On 28 March this year I reported some good news in the ‘crime-should-not-pay series”: the UN decided to finally establish an Iran investigator. But that joy seems to have been a bit premature as Iran has now announced that it will not permit the UN special rapporteur assigned with investigating its record of human rights to enter the country. Ahmad Shaheed, a former foreign affairs minister of the Maldives, was appointed by the UN as the monitor in June.
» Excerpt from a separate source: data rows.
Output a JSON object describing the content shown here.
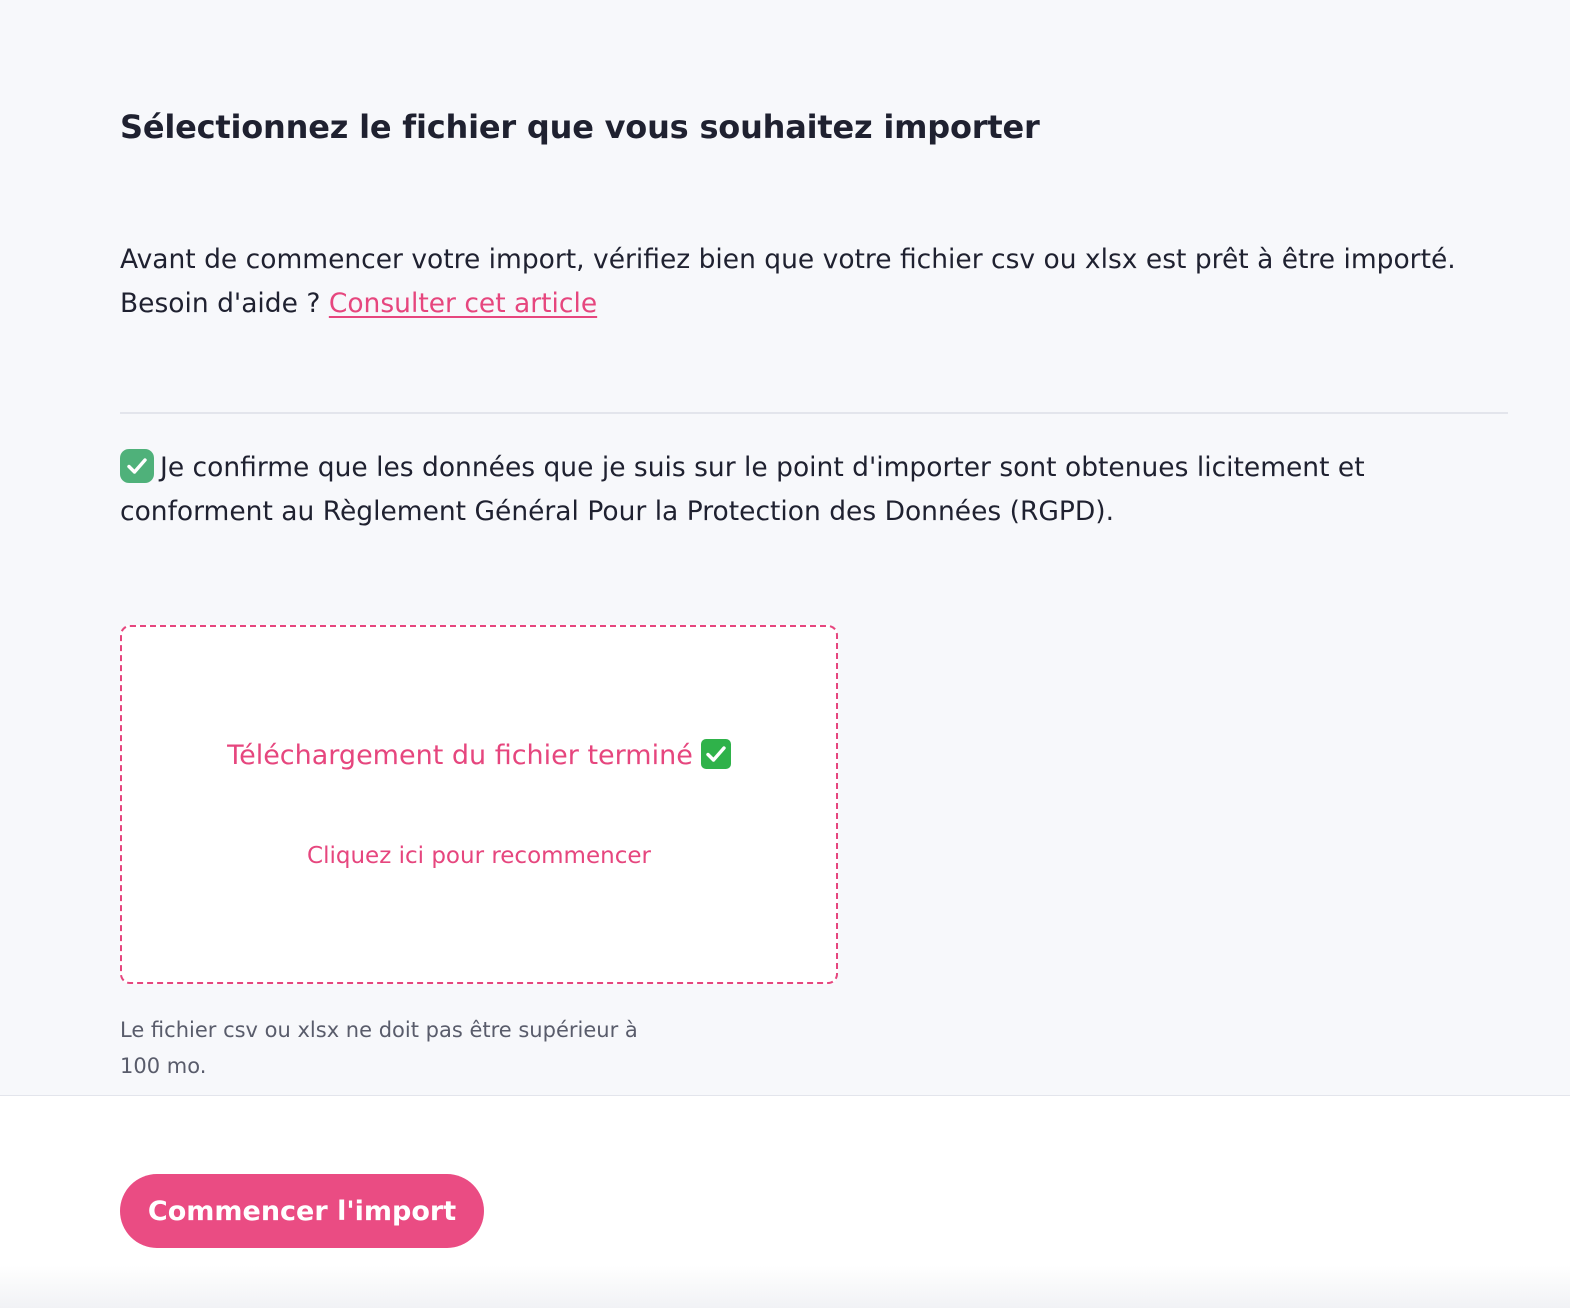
{
  "page": {
    "title": "Sélectionnez le fichier que vous souhaitez importer",
    "intro_line1": "Avant de commencer votre import, vérifiez bien que votre fichier csv ou xlsx est prêt à être importé.",
    "intro_line2_prefix": "Besoin d'aide ? ",
    "help_link": "Consulter cet article"
  },
  "consent": {
    "checked": true,
    "line1": "Je confirme que les données que je suis sur le point d'importer sont obtenues licitement et",
    "line2": "conforment au Règlement Général Pour la Protection des Données (RGPD)."
  },
  "upload": {
    "status": "Téléchargement du fichier terminé",
    "status_icon": "white-check-mark-emoji",
    "restart_label": "Cliquez ici pour recommencer",
    "hint_line1": "Le fichier csv ou xlsx ne doit pas être supérieur à",
    "hint_line2": "100 mo.",
    "accent_color": "#e6467e"
  },
  "footer": {
    "start_button": "Commencer l'import",
    "button_color": "#ea4c83"
  }
}
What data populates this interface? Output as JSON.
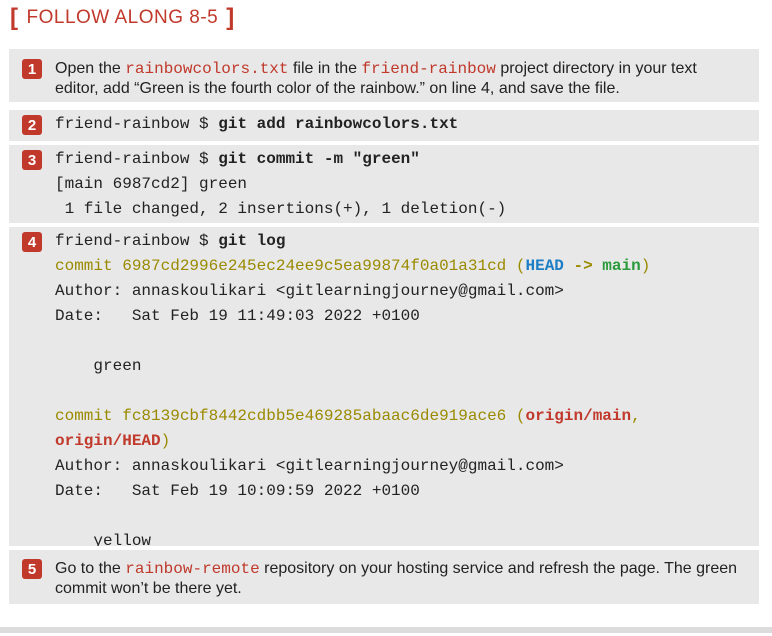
{
  "header": {
    "open_bracket": "[",
    "label": "FOLLOW ALONG 8-5",
    "close_bracket": "]"
  },
  "steps": [
    {
      "number": "1",
      "parts": [
        "Open the ",
        "rainbowcolors.txt",
        " file in the ",
        "friend-rainbow",
        " project directory in your text editor, add “Green is the fourth color of the rainbow.” on line 4, and save the file."
      ]
    },
    {
      "number": "2",
      "prompt": "friend-rainbow $ ",
      "command": "git add rainbowcolors.txt"
    },
    {
      "number": "3",
      "prompt": "friend-rainbow $ ",
      "command": "git commit -m \"green\"",
      "output": [
        "[main 6987cd2] green",
        " 1 file changed, 2 insertions(+), 1 deletion(-)"
      ]
    },
    {
      "number": "4",
      "prompt": "friend-rainbow $ ",
      "command": "git log",
      "commit1": {
        "hash_line": "commit 6987cd2996e245ec24ee9c5ea99874f0a01a31cd ",
        "open_paren": "(",
        "head": "HEAD",
        "arrow": " -> ",
        "branch": "main",
        "close_paren": ")",
        "author": "Author: annaskoulikari <gitlearningjourney@gmail.com>",
        "date": "Date:   Sat Feb 19 11:49:03 2022 +0100",
        "message": "    green"
      },
      "commit2": {
        "hash_line": "commit fc8139cbf8442cdbb5e469285abaac6de919ace6 ",
        "open_paren": "(",
        "ref1": "origin/main",
        "comma": ",",
        "ref2": "origin/HEAD",
        "close_paren": ")",
        "author": "Author: annaskoulikari <gitlearningjourney@gmail.com>",
        "date": "Date:   Sat Feb 19 10:09:59 2022 +0100",
        "message": "    yellow"
      }
    },
    {
      "number": "5",
      "parts": [
        "Go to the ",
        "rainbow-remote",
        " repository on your hosting service and refresh the page. The green commit won’t be there yet."
      ]
    }
  ],
  "colors": {
    "accent_red": "#c0392b",
    "panel_gray": "#e8e8e8",
    "commit_olive": "#9a8a00",
    "head_blue": "#1c7ec4",
    "branch_green": "#2a9a3a"
  }
}
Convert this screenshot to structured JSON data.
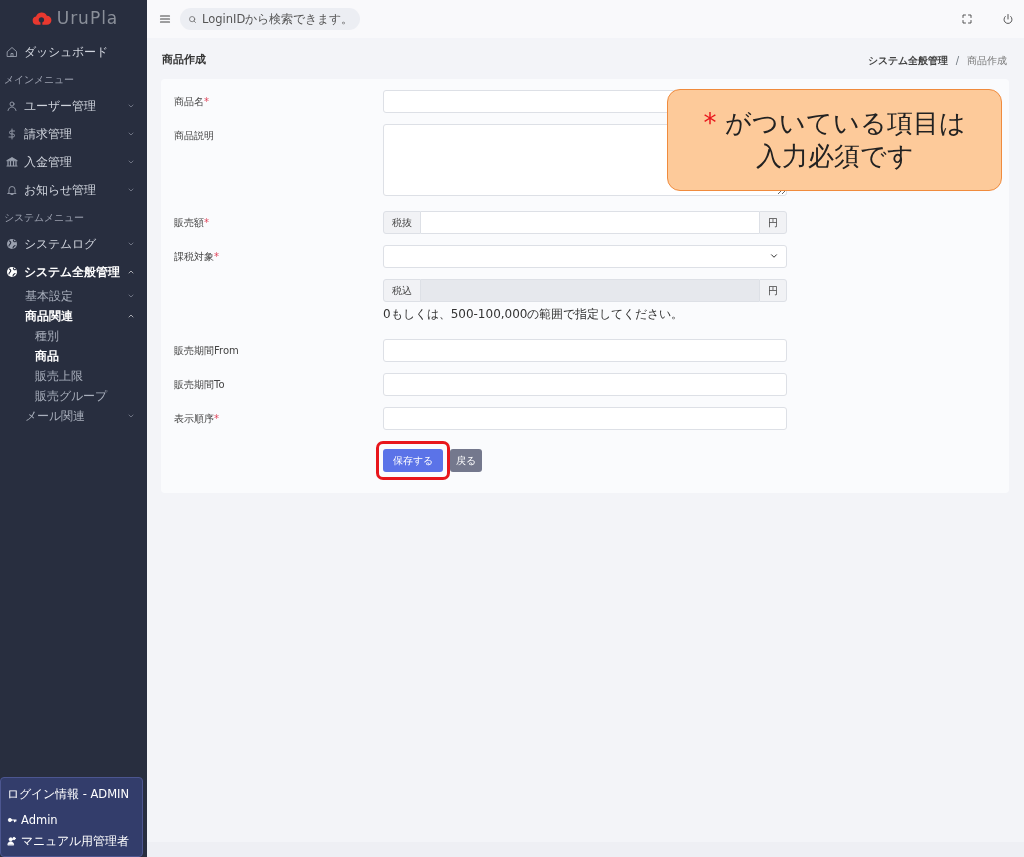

According to the Tehran Times, a government sponsored English-language newspaper, Mohammad Javad Larijani, Iran’s secretary general of the high council for human rights, said: “The western-engineered appointment of a special rapporteur for Iran is an illegal measure”, adding that “this unilateral action makes no sense and if they want to send a special rapporteur to Iran, they should take the same measure in the case of other countries.”
The appointment of the rapporteur was the result of concerted warnings by various human rights organisations against Iran’s current record of human rights. In recent years, rights groups have expressed concerns over the arbitrary arrests of political activists, the sharp rise in the country’s rate of execution and claims of torture and rape inside Iran’s prisons. According to the organisations that have been monitoring Iran, in the first six months of this year an average of almost two people a day were executed. Dozens of journalists, several lawyers, political activists, members of different ethnic minorities and many political figures remain in jail with poor legal representation and little access to the outside world (see e.g. my blog from yesterday on the position of Norway). In his remarks about Shaheed, Larijani objected that the countries behind the appointment of the special rapporteur had remained silent over the human rights issues surrounding “Guantánamo Bay, Abu Ghraib, and Israeli jails”. “Iran has no problem with the individual who has been appointed as the special rapporteur, but the appointment of a rapporteur on the human rights situation in Iran is unacceptable and Iran will not accept the decision,” he added.
The big question remains whether the systematic non-cooperation by Iran and similar regimes pays in the end or not. It would be of little use to make new norms or procedures if the most basic existing ones can be flaunted.
For more details see http://www.guardian.co.uk/world/2011/jul/18/iran-refuses-un-human-rights
August 18, 2011 at 12:39
In the end, though, WILL these “basic existing norms and procedures” continue to be flaunted for long, or will they be accepted in the close future?